Censorship of unfavorable news is routine in China. In 2015, a massive explosion at a Tianjin chemical warehouse created fireballs so huge they were detected by satellite, raining down a toxic chemical brew. The FDA warned companies purchasing drug products from the area to check for contamination, but declined to reveal the contaminants to check for or the names of potentially contaminated drugs. An online search revealed that Tianjin Tianyao Pharmaceuticals makes prednisone and other anti-inflammatory products used to treat asthma, allergies, arthritis, and multiple sclerosis. Four months after the explosion, shipments of drugs contaminated with hydrogen cyanide were stopped.

Dangers of contamination and counterfeits notwithstanding, drugmakers cannot at present do without active pharmaceutical ingredients (APIs) from China.

“If China stopped exporting [APIs] to the U.S., within three months all the pharmacies would be empty,” stated Guy Villax, CEO of Hovione.

In some cases, known defective medications have been left on the market because of a lack of alternatives to life-saving drugs.

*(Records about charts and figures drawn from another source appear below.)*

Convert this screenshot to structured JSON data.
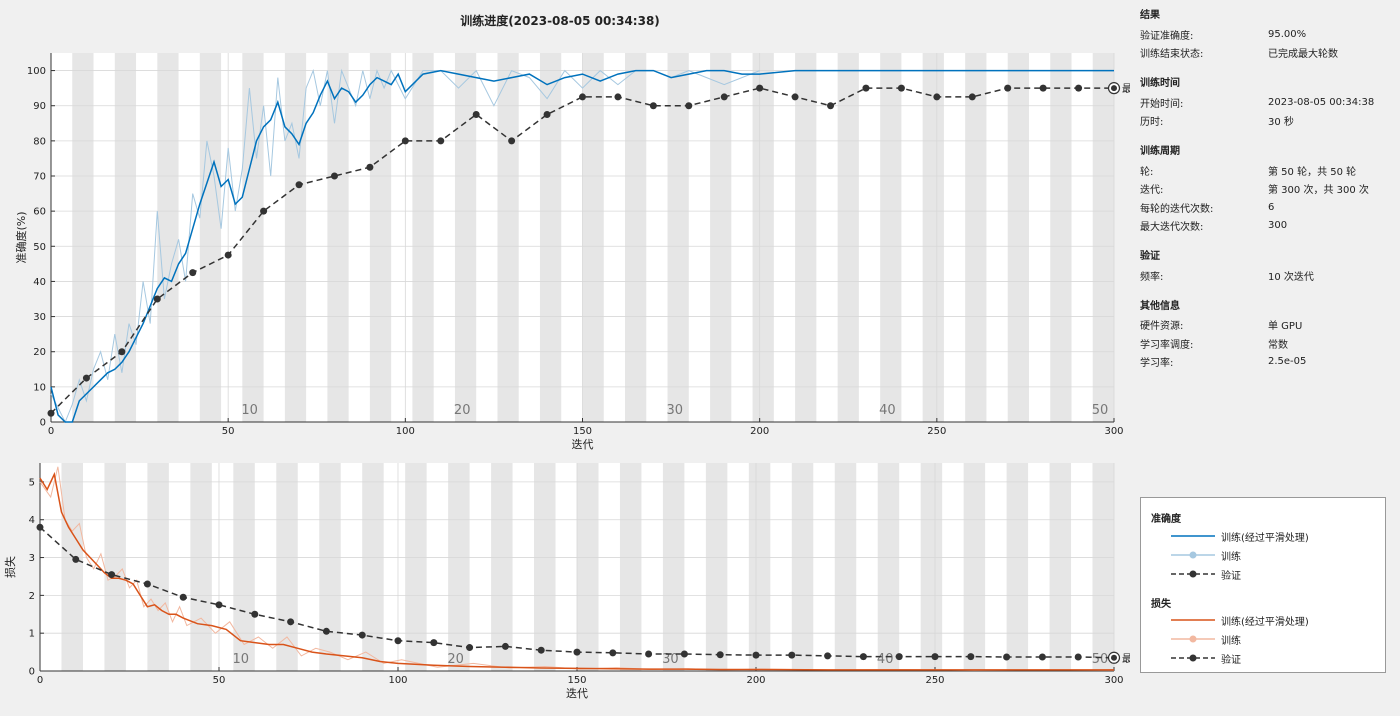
{
  "window": {
    "title": "训练进度(2023-08-05 00:34:38)"
  },
  "colors": {
    "accuracy_smoothed": "#0072bd",
    "accuracy_raw": "#a6c8e0",
    "loss_smoothed": "#d95319",
    "loss_raw": "#f2b8a0",
    "validation": "#333333",
    "epoch_band": "#e6e6e6"
  },
  "icons": {
    "edit": "pen-icon",
    "final_marker": "circled-dot-icon"
  },
  "info": {
    "sections": [
      {
        "title": "结果",
        "rows": [
          {
            "k": "验证准确度:",
            "v": "95.00%"
          },
          {
            "k": "训练结束状态:",
            "v": "已完成最大轮数"
          }
        ]
      },
      {
        "title": "训练时间",
        "rows": [
          {
            "k": "开始时间:",
            "v": "2023-08-05 00:34:38"
          },
          {
            "k": "历时:",
            "v": "30 秒"
          }
        ]
      },
      {
        "title": "训练周期",
        "rows": [
          {
            "k": "轮:",
            "v": "第 50 轮，共 50 轮"
          },
          {
            "k": "迭代:",
            "v": "第 300 次，共 300 次"
          },
          {
            "k": "每轮的迭代次数:",
            "v": "6"
          },
          {
            "k": "最大迭代次数:",
            "v": "300"
          }
        ]
      },
      {
        "title": "验证",
        "rows": [
          {
            "k": "频率:",
            "v": "10 次迭代"
          }
        ]
      },
      {
        "title": "其他信息",
        "rows": [
          {
            "k": "硬件资源:",
            "v": "单 GPU"
          },
          {
            "k": "学习率调度:",
            "v": "常数"
          },
          {
            "k": "学习率:",
            "v": "2.5e-05"
          }
        ]
      }
    ]
  },
  "legend": {
    "accuracy_title": "准确度",
    "accuracy_items": [
      "训练(经过平滑处理)",
      "训练",
      "验证"
    ],
    "loss_title": "损失",
    "loss_items": [
      "训练(经过平滑处理)",
      "训练",
      "验证"
    ]
  },
  "chart_data": [
    {
      "type": "line",
      "title": "",
      "xlabel": "迭代",
      "ylabel": "准确度(%)",
      "xlim": [
        0,
        300
      ],
      "ylim": [
        0,
        105
      ],
      "x_ticks": [
        0,
        50,
        100,
        150,
        200,
        250,
        300
      ],
      "y_ticks": [
        0,
        10,
        20,
        30,
        40,
        50,
        60,
        70,
        80,
        90,
        100
      ],
      "epoch_labels": [
        10,
        20,
        30,
        40,
        50
      ],
      "iterations_per_epoch": 6,
      "final_label": "最终",
      "grid": true,
      "series": [
        {
          "name": "训练(经过平滑处理)",
          "x": [
            0,
            2,
            4,
            6,
            8,
            10,
            12,
            14,
            16,
            18,
            20,
            22,
            24,
            26,
            28,
            30,
            32,
            34,
            36,
            38,
            40,
            42,
            44,
            46,
            48,
            50,
            52,
            54,
            56,
            58,
            60,
            62,
            64,
            66,
            68,
            70,
            72,
            74,
            76,
            78,
            80,
            82,
            84,
            86,
            88,
            90,
            92,
            94,
            96,
            98,
            100,
            105,
            110,
            115,
            120,
            125,
            130,
            135,
            140,
            145,
            150,
            155,
            160,
            165,
            170,
            175,
            180,
            185,
            190,
            195,
            200,
            210,
            220,
            230,
            240,
            250,
            260,
            270,
            280,
            290,
            300
          ],
          "values": [
            10,
            2,
            0,
            0,
            6,
            8,
            10,
            12,
            14,
            15,
            17,
            20,
            24,
            28,
            33,
            38,
            41,
            40,
            45,
            48,
            55,
            62,
            68,
            74,
            67,
            69,
            62,
            64,
            72,
            80,
            84,
            86,
            91,
            84,
            82,
            79,
            85,
            88,
            93,
            97,
            92,
            95,
            94,
            91,
            93,
            96,
            98,
            97,
            96,
            99,
            94,
            99,
            100,
            99,
            98,
            97,
            98,
            99,
            96,
            98,
            99,
            97,
            99,
            100,
            100,
            98,
            99,
            100,
            100,
            99,
            99,
            100,
            100,
            100,
            100,
            100,
            100,
            100,
            100,
            100,
            100
          ]
        },
        {
          "name": "训练",
          "x": [
            0,
            2,
            4,
            6,
            8,
            10,
            12,
            14,
            16,
            18,
            20,
            22,
            24,
            26,
            28,
            30,
            32,
            34,
            36,
            38,
            40,
            42,
            44,
            46,
            48,
            50,
            52,
            54,
            56,
            58,
            60,
            62,
            64,
            66,
            68,
            70,
            72,
            74,
            76,
            78,
            80,
            82,
            84,
            86,
            88,
            90,
            92,
            94,
            96,
            98,
            100,
            105,
            110,
            115,
            120,
            125,
            130,
            135,
            140,
            145,
            150,
            155,
            160,
            165,
            170,
            175,
            180,
            190,
            200
          ],
          "values": [
            8,
            4,
            0,
            5,
            12,
            6,
            15,
            20,
            12,
            25,
            14,
            28,
            22,
            40,
            28,
            60,
            35,
            45,
            52,
            40,
            65,
            58,
            80,
            70,
            55,
            78,
            60,
            72,
            95,
            75,
            90,
            70,
            98,
            80,
            85,
            75,
            95,
            100,
            90,
            100,
            85,
            100,
            95,
            90,
            100,
            92,
            100,
            95,
            100,
            96,
            92,
            100,
            100,
            95,
            100,
            90,
            100,
            98,
            92,
            100,
            95,
            100,
            96,
            100,
            100,
            98,
            100,
            96,
            100
          ]
        },
        {
          "name": "验证",
          "x": [
            0,
            10,
            20,
            30,
            40,
            50,
            60,
            70,
            80,
            90,
            100,
            110,
            120,
            130,
            140,
            150,
            160,
            170,
            180,
            190,
            200,
            210,
            220,
            230,
            240,
            250,
            260,
            270,
            280,
            290,
            300
          ],
          "values": [
            2.5,
            12.5,
            20,
            35,
            42.5,
            47.5,
            60,
            67.5,
            70,
            72.5,
            80,
            80,
            87.5,
            80,
            87.5,
            92.5,
            92.5,
            90,
            90,
            92.5,
            95,
            92.5,
            90,
            95,
            95,
            92.5,
            92.5,
            95,
            95,
            95,
            95
          ]
        }
      ]
    },
    {
      "type": "line",
      "title": "",
      "xlabel": "迭代",
      "ylabel": "损失",
      "xlim": [
        0,
        300
      ],
      "ylim": [
        0,
        5.5
      ],
      "x_ticks": [
        0,
        50,
        100,
        150,
        200,
        250,
        300
      ],
      "y_ticks": [
        0,
        1,
        2,
        3,
        4,
        5
      ],
      "epoch_labels": [
        10,
        20,
        30,
        40,
        50
      ],
      "iterations_per_epoch": 6,
      "final_label": "最终",
      "grid": true,
      "series": [
        {
          "name": "训练(经过平滑处理)",
          "x": [
            0,
            2,
            4,
            6,
            8,
            10,
            12,
            14,
            16,
            18,
            20,
            22,
            24,
            26,
            28,
            30,
            32,
            34,
            36,
            38,
            40,
            44,
            48,
            52,
            56,
            60,
            64,
            68,
            72,
            76,
            80,
            85,
            90,
            95,
            100,
            110,
            120,
            130,
            140,
            150,
            160,
            170,
            180,
            190,
            200,
            220,
            240,
            260,
            280,
            300
          ],
          "values": [
            5.1,
            4.8,
            5.2,
            4.2,
            3.8,
            3.5,
            3.2,
            3.0,
            2.8,
            2.6,
            2.45,
            2.45,
            2.4,
            2.3,
            2.0,
            1.7,
            1.75,
            1.6,
            1.5,
            1.5,
            1.4,
            1.25,
            1.2,
            1.1,
            0.8,
            0.75,
            0.7,
            0.7,
            0.6,
            0.5,
            0.45,
            0.4,
            0.35,
            0.25,
            0.2,
            0.15,
            0.12,
            0.1,
            0.08,
            0.07,
            0.06,
            0.05,
            0.05,
            0.04,
            0.04,
            0.03,
            0.03,
            0.03,
            0.03,
            0.03
          ]
        },
        {
          "name": "训练",
          "x": [
            0,
            3,
            5,
            7,
            9,
            11,
            13,
            15,
            17,
            19,
            21,
            23,
            25,
            27,
            29,
            31,
            33,
            35,
            37,
            39,
            41,
            45,
            49,
            53,
            57,
            61,
            65,
            69,
            73,
            77,
            81,
            86,
            91,
            96,
            101,
            111,
            121,
            131,
            141,
            151,
            161,
            171,
            181,
            191,
            201,
            221,
            241,
            261,
            281,
            300
          ],
          "values": [
            5.0,
            4.6,
            5.4,
            4.0,
            3.7,
            3.9,
            3.0,
            2.7,
            3.1,
            2.4,
            2.5,
            2.7,
            2.2,
            2.4,
            1.7,
            1.9,
            1.6,
            1.8,
            1.3,
            1.7,
            1.2,
            1.4,
            1.0,
            1.3,
            0.7,
            0.9,
            0.6,
            0.9,
            0.4,
            0.6,
            0.5,
            0.3,
            0.5,
            0.2,
            0.3,
            0.1,
            0.2,
            0.08,
            0.12,
            0.05,
            0.09,
            0.04,
            0.06,
            0.03,
            0.05,
            0.03,
            0.04,
            0.02,
            0.03,
            0.02
          ]
        },
        {
          "name": "验证",
          "x": [
            0,
            10,
            20,
            30,
            40,
            50,
            60,
            70,
            80,
            90,
            100,
            110,
            120,
            130,
            140,
            150,
            160,
            170,
            180,
            190,
            200,
            210,
            220,
            230,
            240,
            250,
            260,
            270,
            280,
            290,
            300
          ],
          "values": [
            3.8,
            2.95,
            2.55,
            2.3,
            1.95,
            1.75,
            1.5,
            1.3,
            1.05,
            0.95,
            0.8,
            0.75,
            0.62,
            0.65,
            0.55,
            0.5,
            0.48,
            0.45,
            0.45,
            0.43,
            0.42,
            0.42,
            0.4,
            0.38,
            0.38,
            0.38,
            0.38,
            0.37,
            0.37,
            0.37,
            0.35
          ]
        }
      ]
    }
  ]
}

Even if the drugs are safe, a highly centralized global supply chain may result in shortages. A diversified manufacturing base and a  shortened supply chain are imperative as a matter of national security, Gibson writes.

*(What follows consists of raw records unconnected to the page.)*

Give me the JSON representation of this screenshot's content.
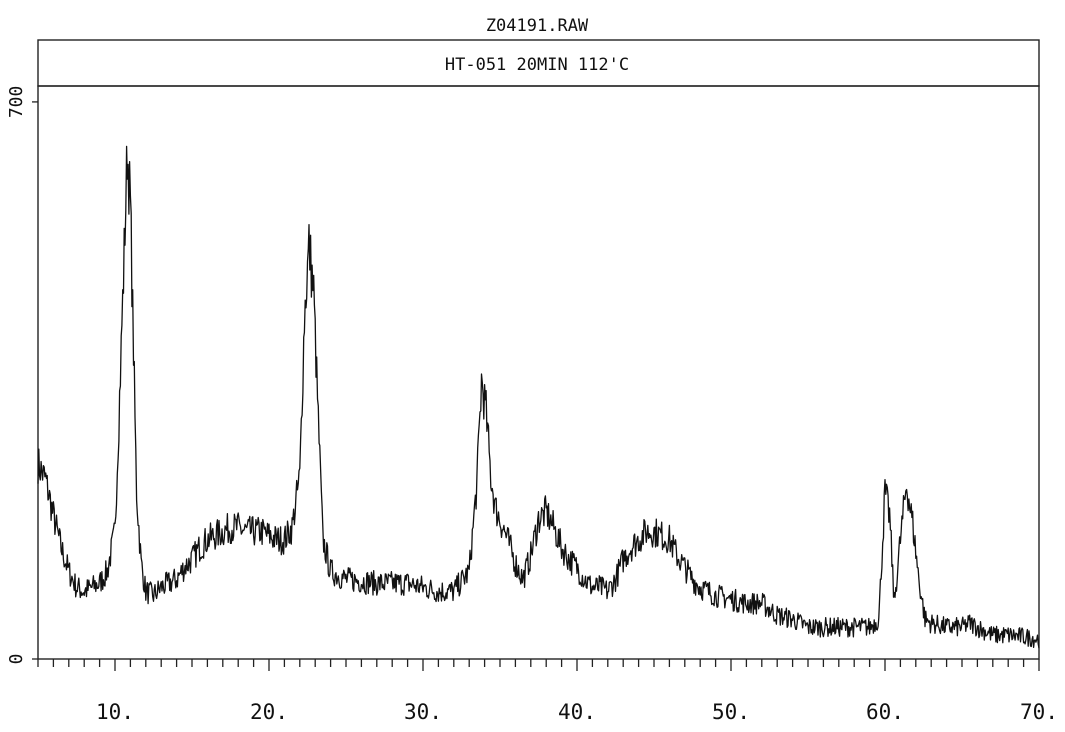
{
  "chart_data": {
    "type": "line",
    "title": "Z04191.RAW",
    "subtitle": "HT-051 20MIN 112'C",
    "xlabel": "",
    "ylabel": "",
    "xlim": [
      5,
      70
    ],
    "ylim": [
      0,
      720
    ],
    "x_tick_labels": [
      "10.",
      "20.",
      "30.",
      "40.",
      "50.",
      "60.",
      "70."
    ],
    "x_tick_values": [
      10,
      20,
      30,
      40,
      50,
      60,
      70
    ],
    "y_tick_labels": [
      "0",
      "700"
    ],
    "y_tick_values": [
      0,
      700
    ],
    "grid": false,
    "legend": "none",
    "series": [
      {
        "color": "#111111",
        "x": [
          5.0,
          5.5,
          6.0,
          6.5,
          7.0,
          7.5,
          8.0,
          8.5,
          9.0,
          9.5,
          10.0,
          10.3,
          10.6,
          10.8,
          11.0,
          11.2,
          11.4,
          11.7,
          12.0,
          12.5,
          13.0,
          13.5,
          14.0,
          14.5,
          15.0,
          15.5,
          16.0,
          16.5,
          17.0,
          17.5,
          18.0,
          18.5,
          19.0,
          19.5,
          20.0,
          20.5,
          21.0,
          21.5,
          22.0,
          22.3,
          22.6,
          22.9,
          23.2,
          23.5,
          24.0,
          24.5,
          25.0,
          26.0,
          27.0,
          28.0,
          29.0,
          30.0,
          31.0,
          32.0,
          33.0,
          33.5,
          33.8,
          34.1,
          34.4,
          34.7,
          35.0,
          35.5,
          36.0,
          36.5,
          37.0,
          37.5,
          38.0,
          38.5,
          39.0,
          39.5,
          40.0,
          40.5,
          41.0,
          41.5,
          42.0,
          42.5,
          43.0,
          43.5,
          44.0,
          44.5,
          45.0,
          45.5,
          46.0,
          46.5,
          47.0,
          47.5,
          48.0,
          49.0,
          50.0,
          51.0,
          52.0,
          53.0,
          54.0,
          55.0,
          56.0,
          57.0,
          58.0,
          59.0,
          59.6,
          60.0,
          60.3,
          60.6,
          61.0,
          61.4,
          61.8,
          62.2,
          62.6,
          63.0,
          64.0,
          65.0,
          65.5,
          66.0,
          67.0,
          68.0,
          69.0,
          70.0
        ],
        "y": [
          245,
          225,
          180,
          140,
          110,
          90,
          85,
          90,
          95,
          110,
          160,
          330,
          510,
          640,
          570,
          390,
          210,
          120,
          85,
          80,
          90,
          95,
          100,
          115,
          125,
          140,
          150,
          155,
          160,
          165,
          165,
          160,
          160,
          160,
          155,
          150,
          150,
          165,
          230,
          430,
          520,
          460,
          300,
          150,
          110,
          105,
          100,
          98,
          95,
          95,
          95,
          90,
          85,
          85,
          110,
          220,
          350,
          310,
          230,
          190,
          175,
          150,
          120,
          100,
          130,
          175,
          185,
          165,
          140,
          125,
          115,
          100,
          90,
          90,
          85,
          100,
          125,
          140,
          150,
          160,
          160,
          155,
          150,
          130,
          115,
          100,
          90,
          80,
          75,
          70,
          70,
          55,
          50,
          40,
          40,
          40,
          40,
          40,
          50,
          210,
          180,
          70,
          150,
          220,
          170,
          100,
          50,
          45,
          40,
          40,
          45,
          40,
          30,
          30,
          28,
          25
        ]
      }
    ]
  }
}
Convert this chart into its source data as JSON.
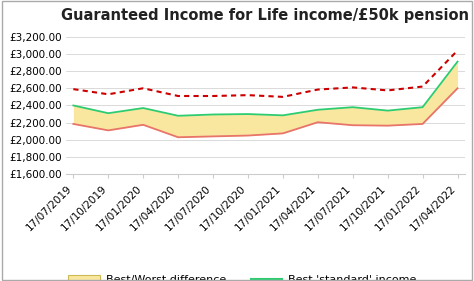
{
  "title": "Guaranteed Income for Life income/£50k pension",
  "x_labels": [
    "17/07/2019",
    "17/10/2019",
    "17/01/2020",
    "17/04/2020",
    "17/07/2020",
    "17/10/2020",
    "17/01/2021",
    "17/04/2021",
    "17/07/2021",
    "17/10/2021",
    "17/01/2022",
    "17/04/2022"
  ],
  "best_standard": [
    2400,
    2310,
    2370,
    2280,
    2295,
    2300,
    2285,
    2350,
    2380,
    2340,
    2380,
    2910
  ],
  "worst_standard": [
    2185,
    2110,
    2175,
    2030,
    2040,
    2050,
    2075,
    2205,
    2170,
    2165,
    2185,
    2600
  ],
  "personalised": [
    2590,
    2530,
    2600,
    2510,
    2510,
    2520,
    2500,
    2585,
    2610,
    2575,
    2620,
    3040
  ],
  "ylim": [
    1600,
    3300
  ],
  "yticks": [
    1600,
    1800,
    2000,
    2200,
    2400,
    2600,
    2800,
    3000,
    3200
  ],
  "color_best": "#2ecc71",
  "color_worst": "#e8746a",
  "color_personalised": "#cc0000",
  "color_fill": "#f9e79f",
  "color_fill_edge": "#e8d87a",
  "background": "#ffffff",
  "grid_color": "#cccccc",
  "title_fontsize": 10.5,
  "tick_fontsize": 7.5,
  "legend_fontsize": 8.0
}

Gibson recommends the online pharmacy Valisure, which tests all the products it sells for certain impurities and for correct dosage.


HIGH PRICES, ESSENTIAL DRUG SHORTAGES

The prices of essential medications, such as insulin and even of generics that have been on the market for decades, have been sky-high. Patients can pay more than $400/month for insulin that costs $18 to manufacture, three times as much as in 2002! Hospitals have also been experiencing shortages of critical drugs and supplies such as anesthetics and intravenous solutions.

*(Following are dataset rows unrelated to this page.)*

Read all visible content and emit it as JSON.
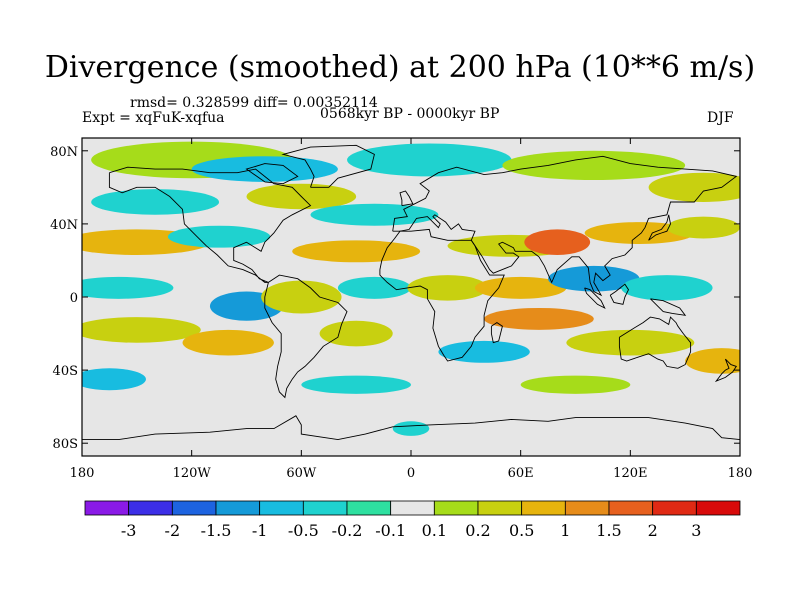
{
  "title": "Divergence (smoothed) at 200 hPa (10**6 m/s)",
  "stats": "rmsd= 0.328599  diff= 0.00352114",
  "experiment": "Expt = xqFuK-xqfua",
  "period": "0568kyr BP - 0000kyr BP",
  "season": "DJF",
  "axes": {
    "lon_ticks": [
      "180",
      "120W",
      "60W",
      "0",
      "60E",
      "120E",
      "180"
    ],
    "lat_ticks": [
      "80N",
      "40N",
      "0",
      "40S",
      "80S"
    ]
  },
  "colorbar": {
    "labels": [
      "-3",
      "-2",
      "-1.5",
      "-1",
      "-0.5",
      "-0.2",
      "-0.1",
      "0.1",
      "0.2",
      "0.5",
      "1",
      "1.5",
      "2",
      "3"
    ],
    "colors": [
      "#8a1ae6",
      "#3c2ee6",
      "#1d63e0",
      "#159ad8",
      "#18bce0",
      "#1fd2cf",
      "#2ee0a0",
      "#e6e6e6",
      "#a6dc1a",
      "#c8d010",
      "#e6b40e",
      "#e68c1a",
      "#e6601e",
      "#e02a14",
      "#d80a0a"
    ]
  },
  "colors": {
    "ocean": "#e6e6e6",
    "coast": "#000000"
  }
}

“Doctors and hospitals are rationing drugs, and patients are being forced to use substitutes that are less effective or more expensive, or both,” write Robert A. Campbell, M.D., and Philip L. Zweig, M.B.A., of Physicians Against Drug Shortages.  “Lately, this crisis has reached a new level of absurdity: the U.S. is now importing sterile saline solution (a.k.a salt water) from Germany, Norway, Spain, Brazil and Mexico, and sodium bicarbonate solution from Australia! Drug shortages and astronomical prices are nothing less than a public health emergency” (https://tinyurl.com/y32tqasj).

Reasons for this include coverage of pharmaceuticals by third parties, especially Medicaid and Medicare Part D, bringing in middlemen such as Pharmacy Benefits Managers (PBMs). In return for getting a drug placed on the formulary, PBMs receive a “rebate” (kickback) that is shielded from anti-kickback laws by “safe-harbor” rules. PBMs could add $100 billion per year to spending for prescription drugs. The higher the list price, the bigger the “rebate.” Single-source contracts negotiated by PBMs also help to drive potential competitors out of the marketplace (https://tinyurl.com/y6a962vl).

Three PBMs account for more than 80% of the market, according to the Council of Economic Advisors (https://tinyurl.com/ya62ukd6). More than 20% of spending on prescription drugs was taken in as profit by the pharmaceutical distribution system. The size of manufacturer rebates and the percentage of the rebate passed on to health plans and patients are kept secret. Insulins and drugs to treat hepatitis C have “rebates” of 66% and 62%, respectively (JAMA 4/23-30/19).            

Another factor in high prices, CEA recognizes, is government regulations that prevent, rather than foster, healthy price competition. Additionally, the fixed cost of bringing a new, patented drug to market has increased rapidly, to about $2.6 billion.